Williams told The Washington Post on Monday that he was "very upset" and wouldn't "sit by idly" and let the Orioles continue to slide without making at least a couple of personnel moves. The team's slump hasn't been gradual. Between May 11 and June 12, they fell from first place in the American League East, with an 18-9 record, to fourth, by losing 17 of 28 games. That put them eight games behind Toronto, and only one game ahead of the sixth-place New York Yankees.

Peters again today cited "inconsistency" as Baltimore's primary problem on the field. But it is no secret he is looking for at least one player, an everyday second baseman, and that it might be San Diego's Alan Wiggins. But Williams and Peters also acknowledged today Weaver basically will have to get improvement out of the players he inherits.

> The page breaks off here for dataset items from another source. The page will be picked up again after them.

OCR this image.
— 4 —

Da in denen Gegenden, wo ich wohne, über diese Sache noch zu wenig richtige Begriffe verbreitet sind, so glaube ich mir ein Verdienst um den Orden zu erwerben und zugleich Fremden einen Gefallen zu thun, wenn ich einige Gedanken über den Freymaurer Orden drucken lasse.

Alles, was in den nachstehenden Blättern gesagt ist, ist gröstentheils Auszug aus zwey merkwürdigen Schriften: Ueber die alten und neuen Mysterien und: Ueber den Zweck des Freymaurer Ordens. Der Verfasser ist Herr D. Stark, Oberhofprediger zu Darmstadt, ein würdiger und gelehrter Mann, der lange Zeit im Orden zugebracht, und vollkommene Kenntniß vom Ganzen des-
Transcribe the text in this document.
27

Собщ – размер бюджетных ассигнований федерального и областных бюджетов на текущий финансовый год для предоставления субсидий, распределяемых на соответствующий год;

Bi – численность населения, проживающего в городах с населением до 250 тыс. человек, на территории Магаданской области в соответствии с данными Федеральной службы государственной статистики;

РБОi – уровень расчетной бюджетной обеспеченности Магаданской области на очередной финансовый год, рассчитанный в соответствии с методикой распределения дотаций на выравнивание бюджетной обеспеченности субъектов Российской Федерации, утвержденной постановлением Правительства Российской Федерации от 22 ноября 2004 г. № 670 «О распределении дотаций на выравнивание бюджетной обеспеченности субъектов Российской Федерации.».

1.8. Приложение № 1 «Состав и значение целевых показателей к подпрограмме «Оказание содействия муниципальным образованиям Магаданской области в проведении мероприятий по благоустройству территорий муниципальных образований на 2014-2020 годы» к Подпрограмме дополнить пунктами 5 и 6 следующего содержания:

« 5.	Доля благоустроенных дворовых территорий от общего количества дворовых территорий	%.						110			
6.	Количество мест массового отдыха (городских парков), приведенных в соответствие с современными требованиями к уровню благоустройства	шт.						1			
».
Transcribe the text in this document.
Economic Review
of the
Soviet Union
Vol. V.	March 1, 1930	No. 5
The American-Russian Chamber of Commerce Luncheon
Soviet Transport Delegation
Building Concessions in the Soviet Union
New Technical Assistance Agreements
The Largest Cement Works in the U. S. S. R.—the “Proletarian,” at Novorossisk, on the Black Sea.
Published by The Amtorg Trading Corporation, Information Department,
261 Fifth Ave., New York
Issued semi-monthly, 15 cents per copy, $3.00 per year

Asked what he expects of the team under Weaver, Williams said: "All I ever ask of anyone . . . is to be the very best that he can be. I don't think this team has been the best it can be up until now. I expect that, from now on, until the end of the season."

He said this week marked the first time he had approached Weaver about returning to the Orioles. Williams cited Weaver's .596 winning percentage -- it leads all active managers with five or more years experience. "Nobody alive comes close," Williams said.

In his 15 years, Weaver's Baltimore teams went to four World Series, including a championship in 1970, won the AL East six times and finished either first or second 13 times. They won 100 games five times and 90 or more games 11 times.

After the last day of the 1982 season, Weaver retired and signed a three-year contract as a consultant and a special assignment major league scout for the Orioles. He spent considerable time at home in Miami, playing golf and gardening. He also worked as an analyst for ABC television, but was not rehired this season.

There was constant speculation that he would come out of "retirement" to manage one club or another. The speculation is over. The Earl of Baltimore is back.